Intervento di Andrea Riccardi alla Marcia in ricordo della deportazione degli ebrei di Roma avvenuta il 16 Ottobre 1943
17 ottobre 2009
Cari amici,
sono passati ben sessantasei anni da quel Sabato 16 ottobre 1943, quando gli ebrei romani furono rapiti dalle loro case e avviati al campo della morte; quando i fortunati dovettero mendicare un nascondiglio per lunghi mesi. Quei dolorosi momenti sono però ormai irrimediabilmente lontani. Chi era bambino, magari testimone di quell’orrore, oggi è anziano. La gran parte di chi ha sofferto allora non c’è più.
Perché allora ritrovarsi oggi anche quest’anno? Si potrebbe dire che ora i problemi sono altri. Che ci sono problemi della crisi economica, dalla convivenza difficile nelle periferie. In fondo la storia sbiadisce quel ricordo. Il 16 ottobre non diventerà una di quelle targhe nelle strade della città, che commemorano tanti eventi, alcune anche indecifrabili?
Siamo convinti che il 16 ottobre è un punto di arrivo, frutto amaro di una storia drammatica. E’ la storia di un paese che perse la libertà e che si vide imporre discriminazione e odio all’ebreo. Il provvedimento sembrò corrispondere, per alcuni, a quell’odio all’ebreo che veniva da lontano e che, da sempre, lo considerava estraneo, nemico, complottante eterno contro la nostra civiltà da cui difendersi. Molti pensavano che la situazione non era così drammatica. La discriminazione fu imposta, mentre molti la trovavano assurda, ma non potevano parlare, perché non c’era libertà. Era assurdo; sarebbe passato come tante pagliacciate. Poi il paese si vide imporre la guerra al mondo. Infine arrivarono i tedeschi, per cui uccidere un ebreo era un’opera meritoria per la salvezza della loro Europa.
Finché, in quel 1943, dopo giorni confusi tra speranze e timori, venne la buia e fredda mattina del 16 ottobre. La difesa della civiltà italiana, la pagliacciata, quello che sarebbe passato, divenne un vero dramma: la più grande tragedia della Roma del Novecento e non solo. Più di mille ebrei deportati; altri braccati come bestie per molti mesi. Accadde un dramma, perché si era persa la libertà, e a seguire il senso di giustizia, l’umanità, il senso di un destino comune.
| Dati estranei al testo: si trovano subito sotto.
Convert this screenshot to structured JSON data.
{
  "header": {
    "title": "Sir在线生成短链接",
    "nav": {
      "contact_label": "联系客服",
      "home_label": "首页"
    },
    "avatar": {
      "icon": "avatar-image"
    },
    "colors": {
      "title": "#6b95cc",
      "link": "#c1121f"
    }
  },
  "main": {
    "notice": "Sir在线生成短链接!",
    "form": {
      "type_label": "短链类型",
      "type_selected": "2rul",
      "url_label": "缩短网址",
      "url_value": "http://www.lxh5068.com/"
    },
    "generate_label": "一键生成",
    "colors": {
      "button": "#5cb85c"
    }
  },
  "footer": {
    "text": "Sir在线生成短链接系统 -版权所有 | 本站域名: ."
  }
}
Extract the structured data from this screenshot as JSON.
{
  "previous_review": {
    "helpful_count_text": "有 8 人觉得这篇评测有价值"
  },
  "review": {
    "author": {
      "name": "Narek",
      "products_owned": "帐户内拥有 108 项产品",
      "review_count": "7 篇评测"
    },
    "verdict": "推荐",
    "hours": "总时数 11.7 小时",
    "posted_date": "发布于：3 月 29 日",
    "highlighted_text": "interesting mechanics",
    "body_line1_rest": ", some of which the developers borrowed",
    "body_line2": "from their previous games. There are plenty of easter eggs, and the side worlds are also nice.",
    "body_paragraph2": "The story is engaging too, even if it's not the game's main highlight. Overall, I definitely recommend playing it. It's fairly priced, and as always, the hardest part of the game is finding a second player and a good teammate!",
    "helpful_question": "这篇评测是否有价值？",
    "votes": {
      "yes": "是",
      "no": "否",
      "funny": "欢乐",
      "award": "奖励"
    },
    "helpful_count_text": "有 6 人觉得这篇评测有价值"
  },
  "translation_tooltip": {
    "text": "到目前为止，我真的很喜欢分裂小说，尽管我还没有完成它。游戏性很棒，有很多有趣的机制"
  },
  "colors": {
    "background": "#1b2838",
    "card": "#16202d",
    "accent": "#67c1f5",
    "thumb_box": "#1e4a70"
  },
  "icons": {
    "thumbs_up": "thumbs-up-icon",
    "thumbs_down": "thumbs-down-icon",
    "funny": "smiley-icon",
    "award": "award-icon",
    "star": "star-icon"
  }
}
Quel Sabato terribile ci trovò divisi tra romani: c’erano gli ariani e gli ebrei. Ma eravamo anche lontani come credenti. Una storia dolorosa separava i cristiani, i cattolici, dagli ebrei, con un muro di ignoranza che qualche volta si faceva disprezzo, fatto di poca frequentazione e amicizia. Fu la storia di quei mesi a far scoprire a molti cristiani il volto dell’ebreo. Credo che taluni ebrei scoprirono volti umani di cristiani. Nella tragedia del 1943-44 finì una storia di separazione, di distanza, tra romani, tra cristiani e ebrei. Leggiamo nel profeta Abdia parole gravi:
“A causa della violenza contro Giacobbe, tuo fratello, la vergogna ti coprirà e sarai sterminato per sempre. Anche se tu stavi in disparte, quando gli stranieri ne deportavano le ricchezze, quando i forestieri entravano nelle sue porte… ti sei comportato proprio come uno di loro. Non guardare con gioia al giorno di tuo fratello, al giorno della sua sventura.” (1,10)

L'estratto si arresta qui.